It seems that that the main rationale behind the lacking punishment of the Italian debt situation was the LTRO and the thought on mind that the free cash free credits will buy enough Italian bonds to safe the country from a spiraling debt crisis. Bridgewater shows us with one chart that this is wrong and the banks have no free money left to buy bonds neither to buy in the primary nor in the secondary Italian bond market.

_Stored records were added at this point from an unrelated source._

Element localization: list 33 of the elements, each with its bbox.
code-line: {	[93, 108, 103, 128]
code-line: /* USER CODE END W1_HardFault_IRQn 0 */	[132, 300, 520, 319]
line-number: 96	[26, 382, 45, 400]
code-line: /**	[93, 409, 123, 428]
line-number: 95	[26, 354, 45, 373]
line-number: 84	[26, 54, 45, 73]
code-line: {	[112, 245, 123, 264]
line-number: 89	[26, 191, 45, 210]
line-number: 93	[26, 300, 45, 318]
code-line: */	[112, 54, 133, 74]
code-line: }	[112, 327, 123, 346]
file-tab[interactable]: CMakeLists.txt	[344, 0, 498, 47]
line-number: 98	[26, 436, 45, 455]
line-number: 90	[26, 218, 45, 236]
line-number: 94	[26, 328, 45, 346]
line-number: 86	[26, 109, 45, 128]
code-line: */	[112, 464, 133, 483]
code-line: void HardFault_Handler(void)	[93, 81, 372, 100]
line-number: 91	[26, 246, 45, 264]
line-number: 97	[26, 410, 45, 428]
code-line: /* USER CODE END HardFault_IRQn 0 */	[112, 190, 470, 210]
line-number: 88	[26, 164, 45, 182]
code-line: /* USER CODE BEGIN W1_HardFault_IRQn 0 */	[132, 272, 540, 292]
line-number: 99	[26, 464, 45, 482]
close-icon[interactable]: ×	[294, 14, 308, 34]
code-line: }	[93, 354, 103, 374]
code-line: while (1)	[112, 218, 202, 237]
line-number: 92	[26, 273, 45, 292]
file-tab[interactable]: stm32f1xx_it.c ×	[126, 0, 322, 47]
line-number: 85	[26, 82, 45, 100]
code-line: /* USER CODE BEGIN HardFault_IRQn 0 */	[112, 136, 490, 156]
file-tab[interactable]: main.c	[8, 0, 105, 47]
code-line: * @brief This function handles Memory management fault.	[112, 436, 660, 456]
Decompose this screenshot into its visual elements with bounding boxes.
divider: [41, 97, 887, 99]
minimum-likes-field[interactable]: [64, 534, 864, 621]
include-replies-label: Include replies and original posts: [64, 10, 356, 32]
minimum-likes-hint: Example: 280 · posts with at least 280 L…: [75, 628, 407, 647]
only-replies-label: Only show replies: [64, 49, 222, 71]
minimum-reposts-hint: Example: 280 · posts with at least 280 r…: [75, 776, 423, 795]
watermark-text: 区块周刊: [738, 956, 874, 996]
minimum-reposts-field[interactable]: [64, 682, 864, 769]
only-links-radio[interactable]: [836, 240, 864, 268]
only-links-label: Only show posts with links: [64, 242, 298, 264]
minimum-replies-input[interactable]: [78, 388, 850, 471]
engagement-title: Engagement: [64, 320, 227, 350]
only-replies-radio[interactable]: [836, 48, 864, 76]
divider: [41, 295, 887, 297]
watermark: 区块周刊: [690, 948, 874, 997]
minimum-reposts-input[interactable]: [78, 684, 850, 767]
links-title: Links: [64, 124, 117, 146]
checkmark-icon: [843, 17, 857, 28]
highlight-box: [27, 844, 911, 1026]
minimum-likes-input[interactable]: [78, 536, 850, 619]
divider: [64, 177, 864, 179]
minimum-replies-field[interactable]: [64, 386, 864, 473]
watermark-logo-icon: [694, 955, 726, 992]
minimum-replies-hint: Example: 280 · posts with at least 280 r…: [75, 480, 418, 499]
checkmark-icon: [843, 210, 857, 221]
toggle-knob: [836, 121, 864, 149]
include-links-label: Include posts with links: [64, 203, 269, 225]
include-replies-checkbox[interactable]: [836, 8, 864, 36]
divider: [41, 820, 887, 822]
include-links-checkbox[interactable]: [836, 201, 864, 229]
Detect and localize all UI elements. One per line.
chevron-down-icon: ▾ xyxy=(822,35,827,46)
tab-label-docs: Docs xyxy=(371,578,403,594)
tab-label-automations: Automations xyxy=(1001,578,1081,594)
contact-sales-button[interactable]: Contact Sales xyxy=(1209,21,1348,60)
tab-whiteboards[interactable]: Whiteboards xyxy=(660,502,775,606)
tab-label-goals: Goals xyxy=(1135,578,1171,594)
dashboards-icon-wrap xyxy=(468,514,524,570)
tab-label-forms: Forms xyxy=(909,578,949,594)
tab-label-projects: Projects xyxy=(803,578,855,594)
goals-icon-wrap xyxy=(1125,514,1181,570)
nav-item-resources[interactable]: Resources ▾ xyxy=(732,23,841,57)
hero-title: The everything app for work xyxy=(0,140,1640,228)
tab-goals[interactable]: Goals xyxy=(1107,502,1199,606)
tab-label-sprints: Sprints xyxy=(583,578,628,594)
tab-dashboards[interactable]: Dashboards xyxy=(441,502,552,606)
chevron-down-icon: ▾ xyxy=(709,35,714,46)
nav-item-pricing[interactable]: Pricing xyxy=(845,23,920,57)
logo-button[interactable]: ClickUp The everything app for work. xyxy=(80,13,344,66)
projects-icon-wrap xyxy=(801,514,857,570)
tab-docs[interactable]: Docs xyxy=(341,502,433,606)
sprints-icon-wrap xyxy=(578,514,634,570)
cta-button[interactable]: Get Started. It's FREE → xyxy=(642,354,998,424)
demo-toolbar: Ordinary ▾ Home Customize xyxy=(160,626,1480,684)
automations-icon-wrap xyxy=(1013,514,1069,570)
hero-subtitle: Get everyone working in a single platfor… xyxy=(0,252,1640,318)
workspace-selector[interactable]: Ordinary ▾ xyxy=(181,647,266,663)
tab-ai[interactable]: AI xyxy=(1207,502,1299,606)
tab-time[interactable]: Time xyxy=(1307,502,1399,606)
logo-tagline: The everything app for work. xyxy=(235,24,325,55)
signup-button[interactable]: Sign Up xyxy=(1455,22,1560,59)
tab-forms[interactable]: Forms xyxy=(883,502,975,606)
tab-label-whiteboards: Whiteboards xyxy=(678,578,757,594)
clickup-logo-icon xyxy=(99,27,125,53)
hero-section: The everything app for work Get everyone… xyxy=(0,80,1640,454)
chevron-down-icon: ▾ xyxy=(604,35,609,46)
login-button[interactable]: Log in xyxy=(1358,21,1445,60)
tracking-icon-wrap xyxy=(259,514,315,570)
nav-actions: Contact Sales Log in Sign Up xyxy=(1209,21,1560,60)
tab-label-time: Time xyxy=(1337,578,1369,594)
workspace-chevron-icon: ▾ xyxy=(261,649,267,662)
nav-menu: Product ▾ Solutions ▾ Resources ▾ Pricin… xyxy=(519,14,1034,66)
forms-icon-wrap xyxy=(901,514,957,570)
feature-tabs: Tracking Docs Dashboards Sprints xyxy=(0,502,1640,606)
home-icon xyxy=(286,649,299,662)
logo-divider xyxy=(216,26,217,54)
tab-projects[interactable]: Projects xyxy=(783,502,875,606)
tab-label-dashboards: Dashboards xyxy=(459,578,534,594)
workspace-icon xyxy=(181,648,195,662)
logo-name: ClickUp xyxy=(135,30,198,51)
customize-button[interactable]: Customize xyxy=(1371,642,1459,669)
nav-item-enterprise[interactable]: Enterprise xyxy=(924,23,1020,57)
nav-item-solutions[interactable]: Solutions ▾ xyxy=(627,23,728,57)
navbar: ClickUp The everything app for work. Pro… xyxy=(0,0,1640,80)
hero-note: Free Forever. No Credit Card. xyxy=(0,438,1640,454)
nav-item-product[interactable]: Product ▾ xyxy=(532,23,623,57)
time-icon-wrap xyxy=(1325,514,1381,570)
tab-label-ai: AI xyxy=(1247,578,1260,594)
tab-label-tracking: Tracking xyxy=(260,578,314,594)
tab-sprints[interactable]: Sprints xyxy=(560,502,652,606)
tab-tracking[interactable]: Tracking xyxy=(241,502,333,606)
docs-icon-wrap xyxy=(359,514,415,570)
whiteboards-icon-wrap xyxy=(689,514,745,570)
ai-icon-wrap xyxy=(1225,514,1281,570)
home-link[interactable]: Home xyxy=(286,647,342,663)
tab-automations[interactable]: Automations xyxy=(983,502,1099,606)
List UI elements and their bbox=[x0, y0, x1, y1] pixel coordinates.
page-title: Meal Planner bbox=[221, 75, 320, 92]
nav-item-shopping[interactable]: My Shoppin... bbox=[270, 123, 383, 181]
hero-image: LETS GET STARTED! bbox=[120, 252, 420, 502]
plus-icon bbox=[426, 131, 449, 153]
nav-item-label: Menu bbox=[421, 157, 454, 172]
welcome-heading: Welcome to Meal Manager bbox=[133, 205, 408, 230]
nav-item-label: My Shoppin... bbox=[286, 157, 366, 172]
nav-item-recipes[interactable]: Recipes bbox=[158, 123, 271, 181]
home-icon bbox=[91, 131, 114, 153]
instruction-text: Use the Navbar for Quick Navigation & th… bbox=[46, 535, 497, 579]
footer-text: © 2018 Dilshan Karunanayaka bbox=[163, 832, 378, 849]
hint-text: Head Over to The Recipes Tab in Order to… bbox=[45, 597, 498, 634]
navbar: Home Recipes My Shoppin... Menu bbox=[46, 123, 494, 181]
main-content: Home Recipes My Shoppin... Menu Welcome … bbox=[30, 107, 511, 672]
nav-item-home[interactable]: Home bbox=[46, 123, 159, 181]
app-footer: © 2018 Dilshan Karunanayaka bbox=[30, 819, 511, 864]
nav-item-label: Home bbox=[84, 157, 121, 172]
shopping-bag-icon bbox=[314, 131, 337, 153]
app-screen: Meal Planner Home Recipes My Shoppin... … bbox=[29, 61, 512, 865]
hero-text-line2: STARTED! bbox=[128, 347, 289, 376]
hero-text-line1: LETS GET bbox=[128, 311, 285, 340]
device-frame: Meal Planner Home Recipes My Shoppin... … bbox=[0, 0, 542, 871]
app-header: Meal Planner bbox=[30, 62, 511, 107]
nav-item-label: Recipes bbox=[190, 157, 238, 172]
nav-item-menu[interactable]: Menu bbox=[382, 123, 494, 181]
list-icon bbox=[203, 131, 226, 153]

We bold their "assumption" because as Bridgewater calculates, the 'dry powder' number is far, far less than conventional wisdom had been expecting. In fact, currently for Italy it is at negative €48 billion in residual LTRO capital. If that is right, and we believe so, Italy will have no way to plug its debt funding needs anymore which means that rates will start rising once again and more turmoil is expected. Now the question left is only whether the ECB will initiate a new LTRO operation or not. It seems quite unlikely to do as now is obvious the previous was failure and was a way to fund deficits through money printing. Also the ECB balance sheet is huge now and the leverage is super-high. We should not forget that the ECB’s Greek bonds values are also under risk which means that very soon not the Italian banks will need emergency cash but the ECB to be recapitalized.
Ray Dalio is an American businessman and founder of Bridgewater Associates. Bridgewater Associates has since attracted many clients including pension funds and is currently (as of January 2012) the largest hedge fund in the world with nearly $120 billion under management.